I really like Brun. She’s a Steven and Chris veteran, and she’s been kind to me, a comparative TV rookie. But I couldn’t disagree with her more. You know how, today, we regard spanking as outmoded and barbaric? One day we’ll feel that way about any punishment. And we’ll view parenting tactics that motivate kids through bribery or rewards as equally heavy-handed.
I lapse into both behaviours occasionally, typically when I require speed from my two kids: trying to hurry them out the door on a school morning, or swinging through Dufferin Mall to buy a last-minute birthday present. Nevertheless, a whole series of experts, such as writers Alfie Kohn and Daniel H. Pink, have convinced me that this is bad parenting. The best parents, it seems, don’t need to use penalties or rewards. They don’t control their children—their children control themselves.
There are a bunch of problems with the reward-punishment dynamic. It may be effective in the short term, but after months and years, time-outs and groundings lose their sting, forcing the parent to up the punishment’s unpleasantness. (“You’re grounded for two months!”) The same goes for rewards. (“You get a TV in your room if you get an 80-per-cent average.”)
Controlling your kids like this might be better than the old style of corporal discipline—but it’s still coercion. You’re showing that it’s okay for the bigger and stronger to exercise their power over the smaller and weaker. If we do it to our kids, then they’re likely to do it to other kids, and so on. Some people call that parenting, but it’s really a form of bullying.

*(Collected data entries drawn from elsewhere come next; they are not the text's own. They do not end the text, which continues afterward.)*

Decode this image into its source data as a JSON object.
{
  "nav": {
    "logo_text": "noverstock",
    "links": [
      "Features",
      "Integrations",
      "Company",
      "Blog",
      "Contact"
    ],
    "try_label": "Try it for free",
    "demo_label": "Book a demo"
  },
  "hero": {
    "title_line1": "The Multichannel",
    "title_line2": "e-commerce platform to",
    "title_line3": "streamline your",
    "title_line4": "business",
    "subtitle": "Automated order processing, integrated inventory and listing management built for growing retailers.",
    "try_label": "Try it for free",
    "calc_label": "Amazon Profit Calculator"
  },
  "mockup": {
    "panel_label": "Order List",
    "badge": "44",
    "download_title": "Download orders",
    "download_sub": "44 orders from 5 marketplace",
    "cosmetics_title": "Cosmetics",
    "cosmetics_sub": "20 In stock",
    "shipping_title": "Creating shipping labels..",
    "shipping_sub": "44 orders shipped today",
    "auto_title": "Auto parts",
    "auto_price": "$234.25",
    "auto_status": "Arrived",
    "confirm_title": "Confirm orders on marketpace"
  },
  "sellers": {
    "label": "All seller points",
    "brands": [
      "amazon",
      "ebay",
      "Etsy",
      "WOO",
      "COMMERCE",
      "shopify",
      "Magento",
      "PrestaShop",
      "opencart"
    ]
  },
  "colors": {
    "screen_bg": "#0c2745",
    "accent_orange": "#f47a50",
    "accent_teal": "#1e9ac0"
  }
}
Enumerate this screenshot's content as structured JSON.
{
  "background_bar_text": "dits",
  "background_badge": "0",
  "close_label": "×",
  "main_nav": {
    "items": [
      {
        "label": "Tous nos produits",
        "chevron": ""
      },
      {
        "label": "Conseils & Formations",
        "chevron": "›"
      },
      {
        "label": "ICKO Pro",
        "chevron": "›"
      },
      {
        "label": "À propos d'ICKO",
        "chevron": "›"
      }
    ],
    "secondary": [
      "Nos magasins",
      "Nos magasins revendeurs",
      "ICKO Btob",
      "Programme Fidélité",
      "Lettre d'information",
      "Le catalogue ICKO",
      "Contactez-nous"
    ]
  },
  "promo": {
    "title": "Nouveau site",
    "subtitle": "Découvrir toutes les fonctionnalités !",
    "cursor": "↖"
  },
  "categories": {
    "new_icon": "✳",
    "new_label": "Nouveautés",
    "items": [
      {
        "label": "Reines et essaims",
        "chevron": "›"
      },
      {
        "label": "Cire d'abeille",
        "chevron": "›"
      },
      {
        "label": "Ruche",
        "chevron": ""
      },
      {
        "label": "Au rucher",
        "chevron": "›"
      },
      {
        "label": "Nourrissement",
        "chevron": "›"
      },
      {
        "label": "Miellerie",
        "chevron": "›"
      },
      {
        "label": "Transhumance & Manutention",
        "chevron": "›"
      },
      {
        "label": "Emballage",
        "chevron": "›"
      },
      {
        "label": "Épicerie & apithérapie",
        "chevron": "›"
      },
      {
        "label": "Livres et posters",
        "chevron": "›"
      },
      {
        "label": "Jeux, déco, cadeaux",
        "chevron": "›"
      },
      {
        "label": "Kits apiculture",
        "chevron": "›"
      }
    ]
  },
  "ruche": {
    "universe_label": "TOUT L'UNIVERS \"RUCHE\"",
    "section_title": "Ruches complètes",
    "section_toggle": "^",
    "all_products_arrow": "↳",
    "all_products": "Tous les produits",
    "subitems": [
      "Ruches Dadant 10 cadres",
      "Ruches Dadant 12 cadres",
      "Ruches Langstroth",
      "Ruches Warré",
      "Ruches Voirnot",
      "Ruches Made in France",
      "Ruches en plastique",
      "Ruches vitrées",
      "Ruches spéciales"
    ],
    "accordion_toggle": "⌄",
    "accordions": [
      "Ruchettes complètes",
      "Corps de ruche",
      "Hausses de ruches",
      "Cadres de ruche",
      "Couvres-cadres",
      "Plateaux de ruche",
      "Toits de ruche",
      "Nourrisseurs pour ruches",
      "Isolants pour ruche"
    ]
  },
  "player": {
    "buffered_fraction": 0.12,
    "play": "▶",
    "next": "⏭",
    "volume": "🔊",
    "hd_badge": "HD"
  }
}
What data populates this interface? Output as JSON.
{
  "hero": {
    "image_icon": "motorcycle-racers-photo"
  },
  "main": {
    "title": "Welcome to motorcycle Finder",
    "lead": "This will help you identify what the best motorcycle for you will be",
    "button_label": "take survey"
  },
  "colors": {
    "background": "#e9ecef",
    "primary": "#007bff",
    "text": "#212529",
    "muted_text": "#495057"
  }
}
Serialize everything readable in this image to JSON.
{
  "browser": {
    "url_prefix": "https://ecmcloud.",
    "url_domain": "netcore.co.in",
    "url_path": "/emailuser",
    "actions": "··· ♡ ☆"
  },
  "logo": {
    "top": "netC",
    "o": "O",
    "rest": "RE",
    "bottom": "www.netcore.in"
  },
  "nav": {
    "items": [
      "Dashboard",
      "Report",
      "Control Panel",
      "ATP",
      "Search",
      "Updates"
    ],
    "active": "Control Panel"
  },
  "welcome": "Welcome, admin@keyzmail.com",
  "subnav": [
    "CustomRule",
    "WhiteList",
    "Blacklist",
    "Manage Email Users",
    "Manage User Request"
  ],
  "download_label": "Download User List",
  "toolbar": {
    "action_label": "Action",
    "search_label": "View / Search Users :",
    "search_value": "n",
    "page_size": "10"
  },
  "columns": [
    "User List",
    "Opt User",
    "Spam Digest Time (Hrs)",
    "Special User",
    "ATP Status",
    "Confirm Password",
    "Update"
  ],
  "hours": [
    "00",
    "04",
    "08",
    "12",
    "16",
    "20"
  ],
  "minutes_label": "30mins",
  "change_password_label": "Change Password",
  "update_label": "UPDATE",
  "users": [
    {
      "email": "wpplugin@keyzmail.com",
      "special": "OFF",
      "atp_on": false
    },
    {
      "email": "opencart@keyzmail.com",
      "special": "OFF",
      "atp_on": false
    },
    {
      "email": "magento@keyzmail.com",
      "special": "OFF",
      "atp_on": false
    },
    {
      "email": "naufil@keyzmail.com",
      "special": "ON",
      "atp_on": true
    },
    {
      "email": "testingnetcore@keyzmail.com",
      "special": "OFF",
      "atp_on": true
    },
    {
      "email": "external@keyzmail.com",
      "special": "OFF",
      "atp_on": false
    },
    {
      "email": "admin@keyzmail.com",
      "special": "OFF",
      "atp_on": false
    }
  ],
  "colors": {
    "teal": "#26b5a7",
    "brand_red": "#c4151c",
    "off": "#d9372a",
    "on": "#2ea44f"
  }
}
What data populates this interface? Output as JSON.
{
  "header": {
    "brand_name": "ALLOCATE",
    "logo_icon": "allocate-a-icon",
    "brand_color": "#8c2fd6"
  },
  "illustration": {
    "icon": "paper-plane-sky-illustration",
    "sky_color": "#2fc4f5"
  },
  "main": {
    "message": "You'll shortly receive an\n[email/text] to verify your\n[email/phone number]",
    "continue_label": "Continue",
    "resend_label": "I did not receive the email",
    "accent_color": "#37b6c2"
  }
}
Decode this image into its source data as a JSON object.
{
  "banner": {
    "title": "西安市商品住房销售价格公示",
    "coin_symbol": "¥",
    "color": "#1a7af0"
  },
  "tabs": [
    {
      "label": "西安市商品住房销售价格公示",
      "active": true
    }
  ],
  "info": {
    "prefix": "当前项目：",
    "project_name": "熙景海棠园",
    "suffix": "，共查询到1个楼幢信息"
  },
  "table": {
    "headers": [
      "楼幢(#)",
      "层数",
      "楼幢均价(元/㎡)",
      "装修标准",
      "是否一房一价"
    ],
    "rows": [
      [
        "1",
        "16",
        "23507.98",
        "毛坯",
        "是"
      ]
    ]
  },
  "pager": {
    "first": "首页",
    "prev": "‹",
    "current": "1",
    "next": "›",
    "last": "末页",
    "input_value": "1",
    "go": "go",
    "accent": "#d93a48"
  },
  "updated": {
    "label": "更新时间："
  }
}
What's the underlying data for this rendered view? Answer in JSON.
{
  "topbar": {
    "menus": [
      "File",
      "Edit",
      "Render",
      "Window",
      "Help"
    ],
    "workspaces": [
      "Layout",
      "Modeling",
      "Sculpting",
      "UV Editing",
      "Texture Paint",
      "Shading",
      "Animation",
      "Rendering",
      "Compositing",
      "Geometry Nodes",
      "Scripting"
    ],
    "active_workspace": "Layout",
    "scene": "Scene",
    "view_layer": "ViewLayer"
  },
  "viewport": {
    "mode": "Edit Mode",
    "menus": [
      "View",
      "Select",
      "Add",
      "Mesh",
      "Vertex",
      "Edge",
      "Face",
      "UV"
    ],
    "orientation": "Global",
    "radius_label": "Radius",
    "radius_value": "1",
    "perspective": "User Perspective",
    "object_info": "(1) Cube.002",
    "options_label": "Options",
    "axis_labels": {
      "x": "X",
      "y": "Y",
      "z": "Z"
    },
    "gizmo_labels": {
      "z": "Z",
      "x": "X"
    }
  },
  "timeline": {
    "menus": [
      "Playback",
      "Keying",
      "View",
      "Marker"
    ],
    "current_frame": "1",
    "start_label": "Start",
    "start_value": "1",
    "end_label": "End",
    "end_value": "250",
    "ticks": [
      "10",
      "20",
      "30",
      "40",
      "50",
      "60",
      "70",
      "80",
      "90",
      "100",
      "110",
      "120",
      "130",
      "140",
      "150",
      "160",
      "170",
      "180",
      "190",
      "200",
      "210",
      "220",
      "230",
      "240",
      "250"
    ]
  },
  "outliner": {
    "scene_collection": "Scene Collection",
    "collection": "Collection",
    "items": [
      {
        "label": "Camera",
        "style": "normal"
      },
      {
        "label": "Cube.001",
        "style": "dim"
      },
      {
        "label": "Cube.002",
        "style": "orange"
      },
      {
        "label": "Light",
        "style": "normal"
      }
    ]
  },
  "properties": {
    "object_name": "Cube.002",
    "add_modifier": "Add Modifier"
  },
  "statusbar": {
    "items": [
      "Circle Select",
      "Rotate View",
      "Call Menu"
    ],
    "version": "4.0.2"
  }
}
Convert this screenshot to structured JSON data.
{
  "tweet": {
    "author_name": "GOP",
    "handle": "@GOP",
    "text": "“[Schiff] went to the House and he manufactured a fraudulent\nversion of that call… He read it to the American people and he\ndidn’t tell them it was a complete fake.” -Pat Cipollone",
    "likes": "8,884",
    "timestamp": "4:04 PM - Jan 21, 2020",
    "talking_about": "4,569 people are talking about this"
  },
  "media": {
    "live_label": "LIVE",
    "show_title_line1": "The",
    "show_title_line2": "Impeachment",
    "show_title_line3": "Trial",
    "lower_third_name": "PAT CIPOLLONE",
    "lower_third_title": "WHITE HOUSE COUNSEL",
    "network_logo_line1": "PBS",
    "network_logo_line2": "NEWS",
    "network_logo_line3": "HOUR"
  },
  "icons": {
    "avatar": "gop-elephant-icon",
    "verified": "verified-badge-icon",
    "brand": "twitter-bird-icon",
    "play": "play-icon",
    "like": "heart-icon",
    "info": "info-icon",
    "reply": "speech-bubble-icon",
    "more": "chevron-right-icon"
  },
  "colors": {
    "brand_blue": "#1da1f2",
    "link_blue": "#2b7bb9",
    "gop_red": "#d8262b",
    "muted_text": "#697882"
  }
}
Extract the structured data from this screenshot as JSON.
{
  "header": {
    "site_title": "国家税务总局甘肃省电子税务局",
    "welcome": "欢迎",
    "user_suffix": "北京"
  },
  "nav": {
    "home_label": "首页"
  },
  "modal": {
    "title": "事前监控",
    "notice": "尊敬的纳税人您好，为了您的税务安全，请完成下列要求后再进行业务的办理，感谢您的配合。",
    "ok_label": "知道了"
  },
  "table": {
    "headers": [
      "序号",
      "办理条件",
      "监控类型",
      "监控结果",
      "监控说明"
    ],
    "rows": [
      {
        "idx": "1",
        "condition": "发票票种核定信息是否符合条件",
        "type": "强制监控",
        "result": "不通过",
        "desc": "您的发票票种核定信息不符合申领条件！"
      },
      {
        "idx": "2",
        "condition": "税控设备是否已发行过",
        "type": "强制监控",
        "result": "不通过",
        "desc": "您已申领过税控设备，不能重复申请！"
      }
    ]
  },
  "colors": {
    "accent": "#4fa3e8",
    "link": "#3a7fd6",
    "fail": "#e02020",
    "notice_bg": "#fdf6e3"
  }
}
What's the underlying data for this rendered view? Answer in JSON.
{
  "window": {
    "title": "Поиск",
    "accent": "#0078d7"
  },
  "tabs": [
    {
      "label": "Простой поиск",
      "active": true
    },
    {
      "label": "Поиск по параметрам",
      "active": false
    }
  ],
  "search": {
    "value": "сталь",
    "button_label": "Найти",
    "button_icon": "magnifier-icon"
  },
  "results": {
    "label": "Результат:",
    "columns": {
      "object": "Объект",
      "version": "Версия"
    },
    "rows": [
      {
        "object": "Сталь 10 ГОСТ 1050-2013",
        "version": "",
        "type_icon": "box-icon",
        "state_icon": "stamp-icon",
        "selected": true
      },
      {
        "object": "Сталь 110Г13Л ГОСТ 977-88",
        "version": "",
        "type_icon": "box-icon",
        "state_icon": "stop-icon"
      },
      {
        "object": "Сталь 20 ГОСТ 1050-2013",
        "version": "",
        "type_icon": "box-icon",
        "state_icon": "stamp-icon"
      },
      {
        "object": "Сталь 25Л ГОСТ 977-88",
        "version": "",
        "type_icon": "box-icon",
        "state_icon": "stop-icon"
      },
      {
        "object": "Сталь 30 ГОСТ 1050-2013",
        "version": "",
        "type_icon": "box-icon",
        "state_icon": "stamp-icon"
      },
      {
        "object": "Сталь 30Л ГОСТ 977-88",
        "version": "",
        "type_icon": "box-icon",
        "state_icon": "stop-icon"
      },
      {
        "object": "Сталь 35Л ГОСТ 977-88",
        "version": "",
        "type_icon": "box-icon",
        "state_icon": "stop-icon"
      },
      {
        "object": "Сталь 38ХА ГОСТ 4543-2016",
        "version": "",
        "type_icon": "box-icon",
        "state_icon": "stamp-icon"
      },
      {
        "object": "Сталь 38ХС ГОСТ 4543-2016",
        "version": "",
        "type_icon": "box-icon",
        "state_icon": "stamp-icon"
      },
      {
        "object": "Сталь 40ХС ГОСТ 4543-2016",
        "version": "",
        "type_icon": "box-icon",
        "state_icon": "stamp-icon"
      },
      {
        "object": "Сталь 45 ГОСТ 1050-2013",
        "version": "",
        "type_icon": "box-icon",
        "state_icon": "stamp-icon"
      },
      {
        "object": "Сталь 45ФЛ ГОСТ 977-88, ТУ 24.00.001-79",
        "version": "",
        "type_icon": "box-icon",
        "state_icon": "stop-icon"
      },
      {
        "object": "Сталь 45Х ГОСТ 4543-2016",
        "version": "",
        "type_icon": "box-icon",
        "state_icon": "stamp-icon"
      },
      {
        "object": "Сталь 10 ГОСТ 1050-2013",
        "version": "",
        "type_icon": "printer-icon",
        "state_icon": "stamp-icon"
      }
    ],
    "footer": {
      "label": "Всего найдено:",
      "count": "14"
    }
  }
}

It’s also confusing. This kind of coercion makes it harder for children to understand the consequences of their behaviour. I don’t want my kids making choices about how to conduct themselves based on what I’m going to do if they get caught. My son should avoid jumping on the couch because he could break it, not because I’m going to do something unpleasant to him if I catch him doing it.
To me, the worst thing about the reward-punishment cycle is that it introduces a destructive distance into the parent-child relationship. Are you honest with the friends or relatives who judge you? Of course not. Nor can a child be fully honest with a parent who’s constantly evaluating whether to mete out carrots or sticks.
So what do you do when children mess up? First of all, you don’t insulate them from the consequences. That requires some toughness. A kid who doesn’t get ready quickly enough in the morning is late for school—and that’s on him. A kid who cheats on a test fails the course—and that’s on her.
Am I, as Dee Brun predicted, due for major problems in adolescence thanks to this anti-punishment approach? I don’t think so. By sidestepping punishment, I’m hoping to have a relationship with my kids that’s characterized by honesty and trust. I’m hoping they’ll feel that they can come to me with any problem that arises. More to the point, I’m hoping that when problems arise, they don’t have to come to me, because they will have developed strong enough reasoning abilities to decide for themselves on a responsible course of action. At least I hope so. Check in with me in another decade or so.